Ça ne m'a pas vraiment gêné. L'aspect religieux est toujours assez présent chez Dickens mais je ne le trouve pas pesant. Je n'ai pas besoin d'adhérer à une thèse pour
apprécier un roman (à vrai dire, c'est même souvent l'inverse). J'ai adoré la satire sociale du début (la nourrice qui ne
nourrit pas assez les enfants en espérant qu'ils vont s'habituer est d'un humour noir que j'apprécie particulièrement). Et la peinture des bas-fonds et les personnages qui les peuplent sont
saisissants. C'est vrai qu'Oliver n'est pas très intéressant mais il y a un aspect conte chez Dickens qui le pousse à créer des personnages irréels et tous ses personnages secondaires sont si
passionnants que ça ne m'a pas dérangé du tout en fait). Et encore une fois, je n'ai pas besoin de m'identifier ou de m'attacher vraiment au héros si le roman est bon.
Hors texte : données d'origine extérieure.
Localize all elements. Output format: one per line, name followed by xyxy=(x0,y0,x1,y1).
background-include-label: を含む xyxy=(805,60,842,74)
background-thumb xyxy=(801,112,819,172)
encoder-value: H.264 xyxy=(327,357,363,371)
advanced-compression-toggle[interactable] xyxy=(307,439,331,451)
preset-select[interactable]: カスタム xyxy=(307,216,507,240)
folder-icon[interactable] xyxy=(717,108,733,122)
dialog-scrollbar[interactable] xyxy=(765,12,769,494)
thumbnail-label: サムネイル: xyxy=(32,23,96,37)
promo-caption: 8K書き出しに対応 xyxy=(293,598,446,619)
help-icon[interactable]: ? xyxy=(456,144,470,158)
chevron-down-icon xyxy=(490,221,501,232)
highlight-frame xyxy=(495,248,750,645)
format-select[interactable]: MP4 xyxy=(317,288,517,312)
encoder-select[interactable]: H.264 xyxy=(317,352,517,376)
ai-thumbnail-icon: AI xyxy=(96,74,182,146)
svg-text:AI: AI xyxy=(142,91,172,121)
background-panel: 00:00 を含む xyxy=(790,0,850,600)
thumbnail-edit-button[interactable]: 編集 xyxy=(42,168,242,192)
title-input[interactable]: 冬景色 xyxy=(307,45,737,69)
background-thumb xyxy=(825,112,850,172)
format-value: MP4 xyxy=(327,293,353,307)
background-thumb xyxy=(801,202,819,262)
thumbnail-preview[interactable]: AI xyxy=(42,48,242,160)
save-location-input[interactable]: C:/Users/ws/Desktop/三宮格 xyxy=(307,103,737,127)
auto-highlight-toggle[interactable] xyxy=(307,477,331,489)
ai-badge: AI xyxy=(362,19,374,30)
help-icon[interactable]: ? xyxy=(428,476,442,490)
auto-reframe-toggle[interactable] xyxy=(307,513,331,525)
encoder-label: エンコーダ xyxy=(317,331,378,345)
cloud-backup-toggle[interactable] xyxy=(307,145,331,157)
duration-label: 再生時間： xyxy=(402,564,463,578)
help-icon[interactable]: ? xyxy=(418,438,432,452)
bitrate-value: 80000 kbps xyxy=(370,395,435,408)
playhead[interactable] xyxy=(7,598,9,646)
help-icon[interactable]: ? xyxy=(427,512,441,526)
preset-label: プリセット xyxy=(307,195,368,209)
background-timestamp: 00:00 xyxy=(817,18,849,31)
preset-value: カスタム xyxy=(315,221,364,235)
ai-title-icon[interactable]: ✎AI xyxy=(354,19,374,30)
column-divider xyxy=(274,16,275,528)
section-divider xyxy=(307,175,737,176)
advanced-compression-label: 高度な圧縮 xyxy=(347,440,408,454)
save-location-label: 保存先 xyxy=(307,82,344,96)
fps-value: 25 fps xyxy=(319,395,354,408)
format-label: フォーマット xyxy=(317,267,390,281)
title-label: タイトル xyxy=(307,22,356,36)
Ce que je trouve extraordinaire chez Dickens, c'est que je n'ai lu ce roman qu'une fois et que j'en garde une image très précise et que j'en ris encore plus d'un an après la lecture. J'ai plein de
scènes très précises qui me viennent en tête. Et chaque fois que je rencontre un Mr Bumble (et ma vie en est remplie hélas), je ris en repensant au modèle:-) Peu d'auteurs en sont capables. Ce
n'est pas mon Dickens préféré mais je l'ai quand même adoré et lu avec un plaisir plus grand que bien d'autres. Mais je suis consciente aussi que c'est très particulier et que si l'on accepte pas
d'adhérer complètement à cet univers presque fantasmagorique, il est difficile d'apprécier.

Je suis allée voir ton avis. Ton article qui explicite les points que tu soulèves ici est très intéressant.


Ankya 11/01/2009 20:06

Je viens de le lire et j'ai beaucoup aimé ce livre :)
Mon billet est prêt mais va attendre qq jours avant sa parution (il y en a un autre de prévu avant). Je me suis permis de mettre un lien vers ton article.

Isil 12/01/2009 08:34


Merci, c'est gentil. Je suis contente à chaque fois que l'on me dit qu'on aime Dickens.